Whilst none of these issues may preclude you from purchasing a property it’s a good way to be fully informed. Some of these issues are negotiation points.
Layout and design of the property
Whilst most internal improvements require Council approval, always look at the possibilities and multi-functionality of the space for current and future use. For example, can 4-bedroom house become a 3-bedroom house with a Granny flat? Can you put up a small internal wall and create an additional living area? Can you place a well-designed wall unit into a Studio and create an efficient workspace?
Solicitor or Conveyancer?
As mentioned previously, purchasing a property will be one of the most stressful experiences you face. Contracts are often complex and mostly written by Solicitors. Whilst most Contracts have a standard format and conditions there are often Special Conditions, Restrictions and Easements.
My long-term advice is to build up a personal relationship with a solicitor, who you trust and feel comfortable with, to meet your personal and legal requirements. For a small additional fee, your Solicitor will scrutinize the contract and let you know if there are issues of concern and take you through the legal process. You don’t want to be stuck with a property that you want to renovate but has a historical listing, where you can’t paint your fence the colour you want, plant a garden of your choice or install solar panels on your roof.
Questions to ask the selling agent
- Why is the vendor selling? You will be amazed at what agents sometimes disclose.
- How long has the property been on the market? This is usually also easy to check on-line.
- What is the level of interest?
- Have there been any offers? (Sometime the best offer is not the one accepted).
- What is included in the sale? Sometime people are attached to their portable building (garages, gazebos, curtains, taps). Never assume all fixtures and fittings are included in the sale.
Offer personal feedback to the agent regarding problematic issues, for example the property is too dark, or too noisy etc. This generally goes back to the vendor.
Purchasing an Investment Property
Purchasing an investment property is a slightly different proposition and requires some additional factors to keep in mind.
- Look for properties that are close to transport and amenities as it is easier to rent.
- Keep in mind that most building repairs and expenses are a tax deduction.
- When buying an investment property, you need to purchase with your head not your heart. The opposite is true for a home you want to live in.
- Try to find a property that can grow to meet different demands. For example, gauge whether the alcove in a one-bedroom unit can be converted into a study. This will add value to the property.

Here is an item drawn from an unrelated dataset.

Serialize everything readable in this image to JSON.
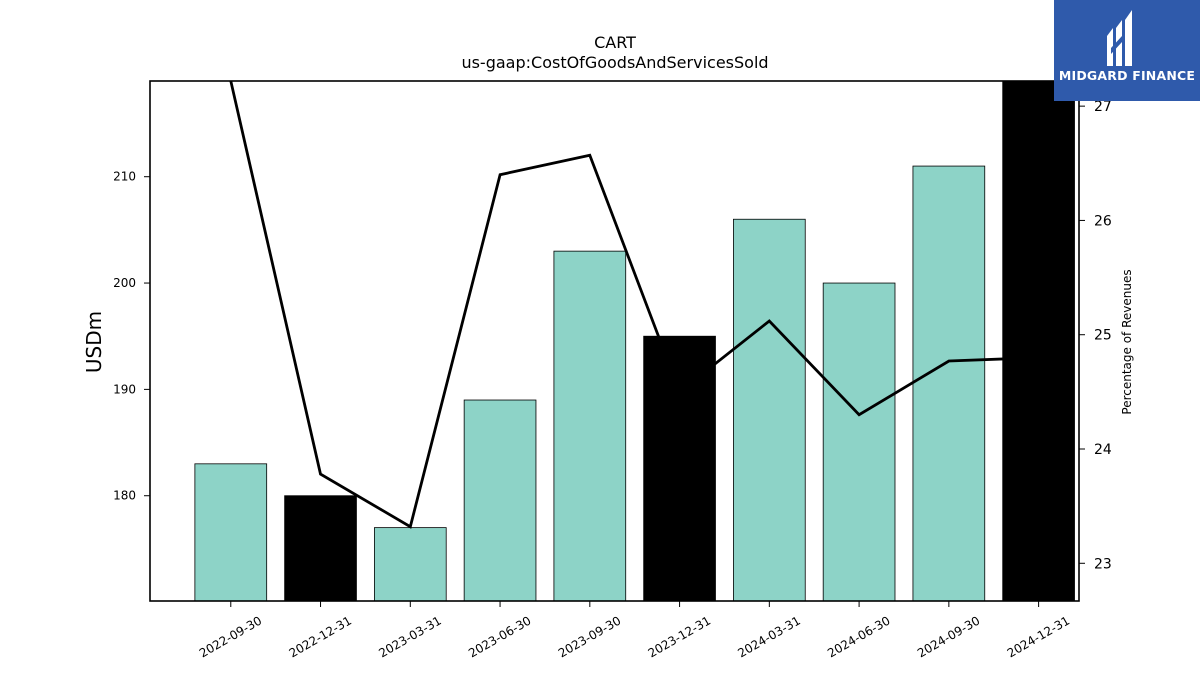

- It is good practice to have your finances in place before you place an offer on a property, as you can make an offer quicker, you can negotiate more vigorously, and you will be considered to be a more serious investor.
- Another important point is to check that your lending institution will lend on this specific property, in this specific area. At the time of writing this – some banks have ceased lending on properties once they have reached maximum exposure within the complex or area. In general terms, the bank does not want to be overexposed or overinvested in any particular suburb or sector.
- Make sure you always get a strata or building report. These will alert you to issues within the building and help you make an informed decision.
- If you are uncertain about the purchase, walk away even if you have spent time, effort and money on reports and contracts. It is easier and cheaper to walk away than make a purchase that you will regret.
Be aware that purchasing “off the plan” often has associated risks and you don’t always get what you pay for.